The book, however, cannot be accused of being one-sided or biased. It does not constitute a blinkered view of Guyana’s security problems. Granger, objectively, dispenses credit where credit is due. For example, he acknowledges the actions taken on the legislative front to strengthen law enforcement. He notes, however, that overall enforcement of the promulgated laws left a lot to be desired.
Granger even appears to commend then President Bharrat Jagdeo for establishing a Commission of Inquiry into the allegation of the involvement of a Minister of the Government in death squad activities. There appears, however, to be more than a hint of sarcasm here since it is widely known that it was pressure of the United States Government which forced President Jagdeo to launch the Commission of Inquiry.
Granger also notes the attempts by the PPPC administration to establish a Security Sector Reform Secretariat which was intended to be a permanent institution to continuously manage the security sector. He was magnanimous enough to describe the National Drug Master Plan 2005-2009 as comprehensive. A number of other key committees, however, were not known to be implemented.
A vivid picture of the abject failure emerges from this excellent study of the PPPC’s public security policies. The PPPC failed to implement its own security plans or retreated from those plans for reasons best known only to itself. Had the consequences of such failures not been so calamitous for the country, those shortcomings could have been viewed as a case of a government simply being clueless.
If there is any criticism which can be made of Public Security; Criminal Violence and Policing in Guyana, it is that Granger may have underestimated the gravity of reforming the security sector. One of his first tasks when he assumed the Presidency in May 2015, was to reengage the United Kingdom about security sector reform.
Security sector reform remains a work-in-progress. In this regard, it is clear that Granger may have miscalculated the deformities which occurred during the Jagdeo era and the enormous effort which would be needed to reverse this malignancy.

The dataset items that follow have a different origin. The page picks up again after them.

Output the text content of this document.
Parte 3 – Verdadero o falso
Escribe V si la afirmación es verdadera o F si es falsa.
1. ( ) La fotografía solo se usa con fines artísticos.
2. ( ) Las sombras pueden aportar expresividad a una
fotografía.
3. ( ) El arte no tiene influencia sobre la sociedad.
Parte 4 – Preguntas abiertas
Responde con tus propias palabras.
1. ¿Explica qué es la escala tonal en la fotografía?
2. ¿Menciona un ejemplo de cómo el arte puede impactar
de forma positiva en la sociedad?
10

Granger, as President, however, laid a solid foundation for security sector reform. He had gone about purposefully establishing the essential infrastructure and sturdy superstructure to improve public security. One of the institutions established during his tenure as President was the National Anti-Narcotics Authority (NANA). The recent dissolution of this Agency forebodes, possibly, another disastrous era for public security under the People’s Progressive Party Civic administration.
Public Security: Criminal Violence and Policing in Guyana represents the most authoritative study of the crisis in public security during the first decade of the 21st Century. The book proves that the PPPC’s problems with its Achilles’ heel – public security – is of its own making.